I agree with Paul regarding the absurdity he mentioned.

Here's another scheme you might want to consider.

Let's call the set of logical records currently at the beginning of
the data set the Restricted Access Set.  Presumably, the remaining
records comprise the Unrestricted Access Set.

You could create two files:
File One contains the Restricted Access Set records.
File Two contains the Unrestricted Access Set records.

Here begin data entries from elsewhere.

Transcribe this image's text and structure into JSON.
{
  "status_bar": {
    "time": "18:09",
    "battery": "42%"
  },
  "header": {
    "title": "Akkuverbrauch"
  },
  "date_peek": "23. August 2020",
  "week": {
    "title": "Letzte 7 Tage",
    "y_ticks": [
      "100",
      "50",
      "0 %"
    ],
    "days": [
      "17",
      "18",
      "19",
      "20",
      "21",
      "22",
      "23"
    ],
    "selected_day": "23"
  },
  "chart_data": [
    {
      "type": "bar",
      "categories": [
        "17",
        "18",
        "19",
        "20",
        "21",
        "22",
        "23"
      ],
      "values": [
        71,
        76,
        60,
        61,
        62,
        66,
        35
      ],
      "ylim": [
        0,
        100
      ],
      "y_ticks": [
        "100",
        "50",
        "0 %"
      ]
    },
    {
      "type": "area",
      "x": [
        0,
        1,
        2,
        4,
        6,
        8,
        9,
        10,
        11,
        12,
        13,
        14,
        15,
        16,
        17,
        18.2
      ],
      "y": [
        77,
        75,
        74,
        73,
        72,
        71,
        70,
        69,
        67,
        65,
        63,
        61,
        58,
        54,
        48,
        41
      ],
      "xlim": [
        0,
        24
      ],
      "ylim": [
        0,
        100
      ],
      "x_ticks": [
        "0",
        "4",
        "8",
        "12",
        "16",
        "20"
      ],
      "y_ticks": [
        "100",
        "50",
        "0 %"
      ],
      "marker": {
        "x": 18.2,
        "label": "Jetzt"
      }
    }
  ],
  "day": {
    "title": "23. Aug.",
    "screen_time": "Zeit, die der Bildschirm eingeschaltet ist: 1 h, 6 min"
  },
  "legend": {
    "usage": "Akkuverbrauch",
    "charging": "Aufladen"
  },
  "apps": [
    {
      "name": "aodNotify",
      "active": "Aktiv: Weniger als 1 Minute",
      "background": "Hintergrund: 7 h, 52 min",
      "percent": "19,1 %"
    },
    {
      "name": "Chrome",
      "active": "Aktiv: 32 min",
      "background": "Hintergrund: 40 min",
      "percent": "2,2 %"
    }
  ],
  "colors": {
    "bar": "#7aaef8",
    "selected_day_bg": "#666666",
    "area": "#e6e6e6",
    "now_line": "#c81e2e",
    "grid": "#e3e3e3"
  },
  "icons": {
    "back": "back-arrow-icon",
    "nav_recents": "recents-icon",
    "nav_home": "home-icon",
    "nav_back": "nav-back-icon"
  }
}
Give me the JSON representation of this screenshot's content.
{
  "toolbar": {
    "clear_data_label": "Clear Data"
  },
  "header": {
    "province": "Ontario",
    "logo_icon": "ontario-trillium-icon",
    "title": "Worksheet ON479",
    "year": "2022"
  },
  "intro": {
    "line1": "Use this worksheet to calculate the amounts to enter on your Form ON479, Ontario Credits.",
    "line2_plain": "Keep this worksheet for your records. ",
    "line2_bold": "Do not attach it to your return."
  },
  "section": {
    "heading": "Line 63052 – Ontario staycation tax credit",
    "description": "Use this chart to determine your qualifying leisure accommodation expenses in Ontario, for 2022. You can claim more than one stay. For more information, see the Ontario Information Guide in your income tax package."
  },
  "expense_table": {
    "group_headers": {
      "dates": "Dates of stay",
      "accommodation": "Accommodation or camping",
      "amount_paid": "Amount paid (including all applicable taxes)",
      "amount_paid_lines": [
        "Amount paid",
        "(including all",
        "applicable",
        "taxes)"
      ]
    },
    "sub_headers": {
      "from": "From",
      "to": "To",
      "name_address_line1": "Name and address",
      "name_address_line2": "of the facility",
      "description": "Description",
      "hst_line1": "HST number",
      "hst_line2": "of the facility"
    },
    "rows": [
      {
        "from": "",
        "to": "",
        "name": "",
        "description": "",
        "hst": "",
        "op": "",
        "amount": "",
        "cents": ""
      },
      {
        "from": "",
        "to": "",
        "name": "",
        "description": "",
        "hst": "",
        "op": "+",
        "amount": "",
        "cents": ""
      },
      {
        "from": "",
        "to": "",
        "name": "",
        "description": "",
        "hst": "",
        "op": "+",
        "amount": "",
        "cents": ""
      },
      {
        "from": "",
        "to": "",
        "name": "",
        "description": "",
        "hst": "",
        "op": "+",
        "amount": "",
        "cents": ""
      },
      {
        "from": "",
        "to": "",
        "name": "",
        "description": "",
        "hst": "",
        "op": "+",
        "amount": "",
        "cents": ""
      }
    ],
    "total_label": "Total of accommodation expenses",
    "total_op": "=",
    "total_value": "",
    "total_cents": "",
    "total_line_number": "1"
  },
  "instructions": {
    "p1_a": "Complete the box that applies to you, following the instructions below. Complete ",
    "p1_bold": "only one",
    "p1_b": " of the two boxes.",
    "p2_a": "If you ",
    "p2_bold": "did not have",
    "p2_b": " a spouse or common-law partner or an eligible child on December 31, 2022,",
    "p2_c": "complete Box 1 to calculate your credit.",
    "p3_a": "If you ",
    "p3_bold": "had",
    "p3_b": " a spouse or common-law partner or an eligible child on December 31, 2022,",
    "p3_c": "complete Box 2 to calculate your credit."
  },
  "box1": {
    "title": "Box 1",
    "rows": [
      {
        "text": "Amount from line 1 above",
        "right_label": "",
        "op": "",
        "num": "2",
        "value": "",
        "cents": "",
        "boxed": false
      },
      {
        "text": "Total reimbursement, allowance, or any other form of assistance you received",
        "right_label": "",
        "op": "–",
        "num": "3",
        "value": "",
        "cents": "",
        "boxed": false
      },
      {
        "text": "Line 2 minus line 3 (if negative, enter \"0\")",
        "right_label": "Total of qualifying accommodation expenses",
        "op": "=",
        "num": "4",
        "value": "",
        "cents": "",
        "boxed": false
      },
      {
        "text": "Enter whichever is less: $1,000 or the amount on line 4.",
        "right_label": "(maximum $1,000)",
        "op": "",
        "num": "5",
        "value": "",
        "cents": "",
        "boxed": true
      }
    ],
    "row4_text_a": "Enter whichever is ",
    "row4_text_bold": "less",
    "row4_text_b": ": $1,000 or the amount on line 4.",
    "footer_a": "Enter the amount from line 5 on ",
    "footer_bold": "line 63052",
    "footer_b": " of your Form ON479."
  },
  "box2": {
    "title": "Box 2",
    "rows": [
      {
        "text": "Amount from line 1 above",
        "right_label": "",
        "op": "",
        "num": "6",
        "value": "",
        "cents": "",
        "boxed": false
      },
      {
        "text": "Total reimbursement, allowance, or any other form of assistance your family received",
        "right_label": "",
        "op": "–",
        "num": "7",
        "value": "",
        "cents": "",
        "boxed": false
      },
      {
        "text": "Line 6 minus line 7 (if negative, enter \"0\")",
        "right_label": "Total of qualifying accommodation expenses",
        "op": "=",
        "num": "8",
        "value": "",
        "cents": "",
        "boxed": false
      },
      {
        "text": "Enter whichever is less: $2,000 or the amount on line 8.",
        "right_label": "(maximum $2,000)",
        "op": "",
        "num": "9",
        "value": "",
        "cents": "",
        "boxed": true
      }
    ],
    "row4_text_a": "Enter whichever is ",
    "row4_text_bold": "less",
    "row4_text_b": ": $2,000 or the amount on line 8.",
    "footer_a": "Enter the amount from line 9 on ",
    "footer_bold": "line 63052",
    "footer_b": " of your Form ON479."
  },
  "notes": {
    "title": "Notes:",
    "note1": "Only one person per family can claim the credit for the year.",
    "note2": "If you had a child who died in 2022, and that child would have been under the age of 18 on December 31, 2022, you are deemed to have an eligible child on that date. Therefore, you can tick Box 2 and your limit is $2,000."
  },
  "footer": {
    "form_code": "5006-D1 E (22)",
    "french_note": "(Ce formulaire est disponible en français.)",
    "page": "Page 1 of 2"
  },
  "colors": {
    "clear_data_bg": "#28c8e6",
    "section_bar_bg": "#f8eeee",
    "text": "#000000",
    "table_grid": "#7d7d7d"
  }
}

All file I/O can be done with QSAM without needing to perform any
type of record location calculations and the corresponding
positioning operations.  You can make the Block Size anything that
makes you happy; let Data Management do all of the blocking and
unblocking and deal with all of the device idiosyncrasies.  The two
files could even reside on very different types of devices and
possibly different file systems.

Both sets could be read as a logical single entity by concatenating
the two files.  The Unrestricted Set could be read (and written if
so desired) by simply OPENing that file.  The same thing goes for
the Restricted Set.  The concatenation could be done in JCL and/or
Dynamic Allocation.

If you do not intend to Extend either set, the two files could be
members of a PDS, and you can access the members using QSAM.

If you DO intend to extend either set (where the containing file is
a PDS), then DISP=MOD (or OPEN EXTEND) against a PDS member is
disallowed by Data Management.  In this case you would need to
create a "new" member by copying the "old" member data to the "new"
member, and then (without having CLOSEd the "new" member) add the
new logical records.  After CLOSEing the "new" member you would need
to delete the "old" member and rename the "new" member, giving it
the "old" member name.  In this kind of scenario a PDSE would be
better since it never needs to be compressed.

Clearly, the two separate files approach is the simplest.